There was much good news about the record of prevention of mother-to-child transmission services since these became available in 2003.
HIV transmission was almost halved, from 40 percent of children becoming infected by their HIV-positive mothers in 2003 to 21 percent in 2010.
Khanya Mabuza, Assistant Director of Programmes at the time at NERCHA, told AIDS LIFELINE, “This is very positive news, and it makes me proud of our efforts in Swaziland.”
However, 2010 also saw the beginning of a rise in home childbirths that continued in the last couple of years.
The rise in home deliveries appeared to be a result of conditions at underfunded clinics and hospitals: leaking roofs, unreliable water supplies and a lack of beds for patients, all of which contributed to low morale amongst nurses and staff.  Sophia Mukasa Monico, Country Coordinator for UNAIDS in Swaziland at the time told AIDS LIFELINE, “Women are refusing to come to some clinics and hospitals because of the poor environment and the attitude of the health workers.”
birth
The UNAIDS Country Coordinator related the story of a woman who gave birth on the floor of a waiting room in a clinic in the capital, Mbabane, without any assistance from overworked, unmotivated staff, who then ordered her to clean up after herself.
“Pregnant women think: “Why should I go to a hospital where I expect to have a safe birth and end up writhing on the floor in pain?
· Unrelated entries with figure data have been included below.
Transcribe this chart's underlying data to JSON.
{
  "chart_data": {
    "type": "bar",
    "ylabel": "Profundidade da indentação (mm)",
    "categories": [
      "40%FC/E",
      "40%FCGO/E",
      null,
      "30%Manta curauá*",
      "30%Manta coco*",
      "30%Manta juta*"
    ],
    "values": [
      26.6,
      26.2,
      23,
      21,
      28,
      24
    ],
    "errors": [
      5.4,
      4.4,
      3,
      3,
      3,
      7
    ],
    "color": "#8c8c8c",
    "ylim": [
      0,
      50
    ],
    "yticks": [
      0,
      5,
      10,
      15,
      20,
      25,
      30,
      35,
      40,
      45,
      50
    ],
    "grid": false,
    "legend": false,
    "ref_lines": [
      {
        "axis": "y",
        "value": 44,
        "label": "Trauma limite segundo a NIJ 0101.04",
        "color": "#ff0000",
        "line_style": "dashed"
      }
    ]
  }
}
I should stay at home,” she said.
Most of the more than one in four Swazi women who give birth at home do not use PMTCT services.
“The rise in home deliveries is quite alarming,” said Dr Mahdi Mohammed of the Elizabeth Glaser Paediatrics AIDS Foundation. “The trend counters all our PMTCT efforts.” This then is another reason to proritise the restoration of our clinics and hospitals: as an inducement for mothers to give birth there is lessened and PMTCT efforts are compromised.